Dastardly said:
You'd probably be happier if you cheated every now and again - just know when to say "when."
I have the line of "single player=cheat as much as you like". I used to buy games that even when 'learning' were difficult. Either they were needlessly complex or I was playing like I had ten thumbs all moving as one but the game itself had a rather intriguing story.
Blood Omen: Legacy of Kain had some truly difficult and complex mechanics. There was armours to find, weapons to gather, blood pools to drink from to increase your health but it was a huge game and the travelling was arduous even when you got the various form powers to quick-fly to certain spots or run really fast as a werewolf. But the story had me hooked from even a brief rental of the game: a young nobleman, murdered on his travels and turned into a creature of the night to seek revenge only he gets drawn into the magi-political happenings of the Circle of Nine, guardians of the land who've been tainted after the wife of one member, who we later find was the old Guardian of Balance, had been murdered in her sleep and the madness had spread to the others and corrupted the land. So Kain's revenge trip suddenly becomes a quest to save the world while understanding his new place in it. Then he finds that he is the new Guardian of Balance and has to choose his fate once he has restored the pillars. Had I not cheated I would've given up after the first dungeon because it really was a lesson in pain and frustration.
Then there's Saints Row 2 where cheating to give unlimited ammo, health, etc helped overcome my ten-thumbedness and allowed me to progress through each of the campaigns and finish the story. Being an invincible supercriminal was pretty much the mindset that you're going for in this game. Sure, I may have missed the challenge of getting there but it was suitably long and the story was engaging enough to keep me interested not to mention the costume creator which made repeated runthroughs different. My first run was with a suitably dark-skinned beauty who carried and authority to her walk and the second was with my cockney rogue who sported a goatee (as close to how I looked at the time) and just really brought his own madness to the fray. While the story was the same for both, the way they came out was different enough to keep it fresh.
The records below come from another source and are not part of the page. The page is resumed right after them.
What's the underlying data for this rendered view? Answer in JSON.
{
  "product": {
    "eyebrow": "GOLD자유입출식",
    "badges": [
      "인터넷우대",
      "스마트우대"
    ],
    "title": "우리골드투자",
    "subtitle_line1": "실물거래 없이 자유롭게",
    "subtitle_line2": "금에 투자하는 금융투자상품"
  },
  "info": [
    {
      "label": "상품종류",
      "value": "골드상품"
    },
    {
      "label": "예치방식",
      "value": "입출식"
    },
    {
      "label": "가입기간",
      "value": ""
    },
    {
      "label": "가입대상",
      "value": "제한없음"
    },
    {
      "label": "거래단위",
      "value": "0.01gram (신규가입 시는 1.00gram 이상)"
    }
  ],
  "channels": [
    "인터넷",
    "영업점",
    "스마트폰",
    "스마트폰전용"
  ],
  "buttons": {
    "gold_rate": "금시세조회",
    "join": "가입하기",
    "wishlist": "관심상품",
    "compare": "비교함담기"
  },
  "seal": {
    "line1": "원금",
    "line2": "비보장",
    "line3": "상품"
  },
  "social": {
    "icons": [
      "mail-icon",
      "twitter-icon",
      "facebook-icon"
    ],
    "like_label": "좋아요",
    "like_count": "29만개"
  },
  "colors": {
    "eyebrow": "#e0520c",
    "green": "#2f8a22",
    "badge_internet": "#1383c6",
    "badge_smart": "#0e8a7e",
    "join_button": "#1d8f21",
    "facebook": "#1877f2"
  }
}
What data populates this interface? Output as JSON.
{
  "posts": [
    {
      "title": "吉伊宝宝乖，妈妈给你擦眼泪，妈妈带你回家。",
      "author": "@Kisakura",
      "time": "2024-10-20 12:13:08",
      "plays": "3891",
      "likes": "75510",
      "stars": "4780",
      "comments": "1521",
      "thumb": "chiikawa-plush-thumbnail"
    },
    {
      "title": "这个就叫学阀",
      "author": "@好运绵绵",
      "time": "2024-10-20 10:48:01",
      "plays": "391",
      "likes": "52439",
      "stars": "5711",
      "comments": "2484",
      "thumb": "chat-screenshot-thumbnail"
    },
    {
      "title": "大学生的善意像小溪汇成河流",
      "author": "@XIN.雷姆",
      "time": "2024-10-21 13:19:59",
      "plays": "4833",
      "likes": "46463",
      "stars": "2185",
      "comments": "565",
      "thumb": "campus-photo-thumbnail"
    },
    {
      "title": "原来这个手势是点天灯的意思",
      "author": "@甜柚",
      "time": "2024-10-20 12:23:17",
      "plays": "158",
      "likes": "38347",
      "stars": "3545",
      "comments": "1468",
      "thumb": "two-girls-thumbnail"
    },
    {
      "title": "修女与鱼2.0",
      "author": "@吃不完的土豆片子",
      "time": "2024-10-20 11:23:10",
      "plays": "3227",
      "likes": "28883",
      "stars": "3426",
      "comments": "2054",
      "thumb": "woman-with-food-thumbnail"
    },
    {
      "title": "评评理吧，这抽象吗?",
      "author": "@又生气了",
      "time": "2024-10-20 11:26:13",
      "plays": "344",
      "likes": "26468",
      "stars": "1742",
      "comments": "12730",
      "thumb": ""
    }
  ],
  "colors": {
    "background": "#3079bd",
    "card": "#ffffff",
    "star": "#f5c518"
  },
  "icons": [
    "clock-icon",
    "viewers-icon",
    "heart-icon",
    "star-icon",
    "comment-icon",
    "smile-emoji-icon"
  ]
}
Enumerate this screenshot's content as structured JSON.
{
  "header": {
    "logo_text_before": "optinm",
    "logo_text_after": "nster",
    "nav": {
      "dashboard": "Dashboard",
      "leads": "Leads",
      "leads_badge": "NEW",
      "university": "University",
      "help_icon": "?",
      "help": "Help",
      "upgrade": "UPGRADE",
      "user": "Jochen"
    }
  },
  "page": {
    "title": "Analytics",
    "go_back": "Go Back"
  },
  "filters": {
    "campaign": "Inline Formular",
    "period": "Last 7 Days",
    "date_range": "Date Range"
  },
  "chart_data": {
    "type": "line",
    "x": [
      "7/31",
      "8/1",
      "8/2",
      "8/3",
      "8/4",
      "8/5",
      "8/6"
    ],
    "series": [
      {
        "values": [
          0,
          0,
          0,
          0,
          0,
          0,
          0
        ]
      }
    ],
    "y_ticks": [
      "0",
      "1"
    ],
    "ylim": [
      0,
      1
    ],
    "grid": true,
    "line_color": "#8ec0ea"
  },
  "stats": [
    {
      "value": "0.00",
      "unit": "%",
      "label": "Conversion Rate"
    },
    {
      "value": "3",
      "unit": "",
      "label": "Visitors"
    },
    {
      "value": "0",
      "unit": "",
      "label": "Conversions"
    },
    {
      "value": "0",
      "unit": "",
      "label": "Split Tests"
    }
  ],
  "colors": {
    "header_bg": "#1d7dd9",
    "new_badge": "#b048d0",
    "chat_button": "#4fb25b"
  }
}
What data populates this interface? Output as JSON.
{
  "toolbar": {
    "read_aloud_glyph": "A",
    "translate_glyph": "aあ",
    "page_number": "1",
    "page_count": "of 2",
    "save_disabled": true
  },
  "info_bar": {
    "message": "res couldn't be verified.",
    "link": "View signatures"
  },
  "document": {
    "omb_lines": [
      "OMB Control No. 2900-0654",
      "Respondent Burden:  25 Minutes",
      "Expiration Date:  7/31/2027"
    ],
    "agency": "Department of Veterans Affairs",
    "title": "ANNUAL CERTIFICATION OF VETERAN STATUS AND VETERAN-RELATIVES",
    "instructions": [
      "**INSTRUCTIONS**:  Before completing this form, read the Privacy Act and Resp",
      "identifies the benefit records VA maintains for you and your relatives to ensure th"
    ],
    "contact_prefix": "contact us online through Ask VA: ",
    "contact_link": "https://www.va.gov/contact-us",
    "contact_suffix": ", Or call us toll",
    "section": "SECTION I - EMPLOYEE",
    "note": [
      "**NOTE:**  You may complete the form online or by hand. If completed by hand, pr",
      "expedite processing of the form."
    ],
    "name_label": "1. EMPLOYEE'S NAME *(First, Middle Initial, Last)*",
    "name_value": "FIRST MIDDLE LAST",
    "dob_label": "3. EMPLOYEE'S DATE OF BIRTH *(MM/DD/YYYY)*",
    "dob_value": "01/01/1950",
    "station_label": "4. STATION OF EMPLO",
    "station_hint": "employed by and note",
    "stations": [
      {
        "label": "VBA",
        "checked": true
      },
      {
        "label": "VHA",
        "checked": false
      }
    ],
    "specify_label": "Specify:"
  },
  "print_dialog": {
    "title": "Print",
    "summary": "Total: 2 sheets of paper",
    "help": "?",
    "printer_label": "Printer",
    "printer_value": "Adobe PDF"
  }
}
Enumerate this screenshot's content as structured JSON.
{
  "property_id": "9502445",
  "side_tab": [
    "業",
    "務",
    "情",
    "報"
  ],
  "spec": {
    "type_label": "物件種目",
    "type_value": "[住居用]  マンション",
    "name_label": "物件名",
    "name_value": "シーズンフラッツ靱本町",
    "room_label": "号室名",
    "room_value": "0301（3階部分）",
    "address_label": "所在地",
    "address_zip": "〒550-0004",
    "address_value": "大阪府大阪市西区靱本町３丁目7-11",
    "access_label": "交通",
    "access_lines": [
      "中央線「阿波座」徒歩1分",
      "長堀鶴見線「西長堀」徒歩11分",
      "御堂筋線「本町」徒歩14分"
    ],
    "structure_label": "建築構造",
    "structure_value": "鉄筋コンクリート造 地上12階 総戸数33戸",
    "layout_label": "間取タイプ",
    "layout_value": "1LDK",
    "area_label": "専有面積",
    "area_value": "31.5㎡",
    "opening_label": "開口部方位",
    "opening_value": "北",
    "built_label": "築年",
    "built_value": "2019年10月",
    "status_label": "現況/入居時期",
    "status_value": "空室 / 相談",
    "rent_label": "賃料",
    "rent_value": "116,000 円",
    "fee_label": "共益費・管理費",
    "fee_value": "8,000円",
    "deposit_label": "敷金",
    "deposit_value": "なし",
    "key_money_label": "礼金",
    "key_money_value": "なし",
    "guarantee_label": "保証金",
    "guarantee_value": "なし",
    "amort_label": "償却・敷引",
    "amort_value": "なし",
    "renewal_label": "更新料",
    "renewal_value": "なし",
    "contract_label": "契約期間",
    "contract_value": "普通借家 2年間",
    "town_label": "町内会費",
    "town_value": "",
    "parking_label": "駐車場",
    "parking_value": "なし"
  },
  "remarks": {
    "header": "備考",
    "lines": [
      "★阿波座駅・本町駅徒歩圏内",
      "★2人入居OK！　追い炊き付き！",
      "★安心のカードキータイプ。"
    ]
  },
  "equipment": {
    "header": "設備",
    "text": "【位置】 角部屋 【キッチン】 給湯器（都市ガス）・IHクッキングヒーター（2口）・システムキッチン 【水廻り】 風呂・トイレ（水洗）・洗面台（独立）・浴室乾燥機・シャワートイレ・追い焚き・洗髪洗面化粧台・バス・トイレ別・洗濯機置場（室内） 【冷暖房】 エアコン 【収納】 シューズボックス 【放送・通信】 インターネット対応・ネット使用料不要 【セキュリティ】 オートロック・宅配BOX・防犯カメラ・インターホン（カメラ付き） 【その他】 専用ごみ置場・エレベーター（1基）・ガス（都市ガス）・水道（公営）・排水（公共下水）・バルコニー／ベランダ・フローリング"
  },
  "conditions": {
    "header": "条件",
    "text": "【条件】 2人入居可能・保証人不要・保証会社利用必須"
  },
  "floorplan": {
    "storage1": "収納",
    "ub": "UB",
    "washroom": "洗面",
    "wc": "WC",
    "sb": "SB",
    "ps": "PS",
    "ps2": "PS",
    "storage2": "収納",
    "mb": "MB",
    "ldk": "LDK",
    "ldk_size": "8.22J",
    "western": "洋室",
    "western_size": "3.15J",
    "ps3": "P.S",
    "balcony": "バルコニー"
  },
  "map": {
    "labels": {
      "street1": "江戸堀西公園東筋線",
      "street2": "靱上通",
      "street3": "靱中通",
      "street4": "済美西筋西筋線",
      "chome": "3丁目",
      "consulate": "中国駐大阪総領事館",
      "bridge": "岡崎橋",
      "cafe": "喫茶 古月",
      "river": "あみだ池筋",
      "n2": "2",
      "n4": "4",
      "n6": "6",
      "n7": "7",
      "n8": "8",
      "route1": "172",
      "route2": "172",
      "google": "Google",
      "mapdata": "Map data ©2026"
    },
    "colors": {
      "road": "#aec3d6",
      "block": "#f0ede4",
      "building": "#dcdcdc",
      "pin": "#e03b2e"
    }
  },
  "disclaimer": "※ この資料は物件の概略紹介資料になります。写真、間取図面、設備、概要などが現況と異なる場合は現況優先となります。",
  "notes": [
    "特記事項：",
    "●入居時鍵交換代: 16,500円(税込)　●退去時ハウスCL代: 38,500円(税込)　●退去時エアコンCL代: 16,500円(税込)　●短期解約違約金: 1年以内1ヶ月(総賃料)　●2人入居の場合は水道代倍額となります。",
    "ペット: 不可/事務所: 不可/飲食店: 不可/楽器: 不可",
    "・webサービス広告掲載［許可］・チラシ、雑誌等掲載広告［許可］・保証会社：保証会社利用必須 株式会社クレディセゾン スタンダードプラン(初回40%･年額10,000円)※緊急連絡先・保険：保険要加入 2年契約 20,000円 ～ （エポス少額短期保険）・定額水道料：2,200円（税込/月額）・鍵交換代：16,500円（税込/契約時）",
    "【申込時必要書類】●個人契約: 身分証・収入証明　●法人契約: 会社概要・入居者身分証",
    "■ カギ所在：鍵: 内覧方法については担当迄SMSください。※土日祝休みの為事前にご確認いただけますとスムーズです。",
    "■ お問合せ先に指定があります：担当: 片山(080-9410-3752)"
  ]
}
And there was Guardian Heroes on the Saturn which a friend and I used to play way back and we'd activate the debug menu to play the multiplayer and single-player, making use of all the characters to fight (we once had a six-man tramp beatup that lasted hours because they were all level 99 and did pathetic damage to each other). We had limited time to play together so it was a time-saver and allowed us to finish the campaign in a few nights. Well I say finish because it was my first experience with branching story paths. At the end of each mission there was often choices you could make which would change the path that you took and even the ending you got to see.
These days my time is even more limited so cheating in single-player to get to the end is often preferable or it's justified because I get to experience the ending of the game first-hand rather than through someone's journal or a video on Youtube. Although I cheat less because the games are designed more to the home audience with checkpoints, difficulty settings, control adjustment menus or trying something different with the way a 'game' is supposed to play like with Portal where you never actually shoot anything except portals.
Not that I don't still cheat but it can sometimes help validate a purchase.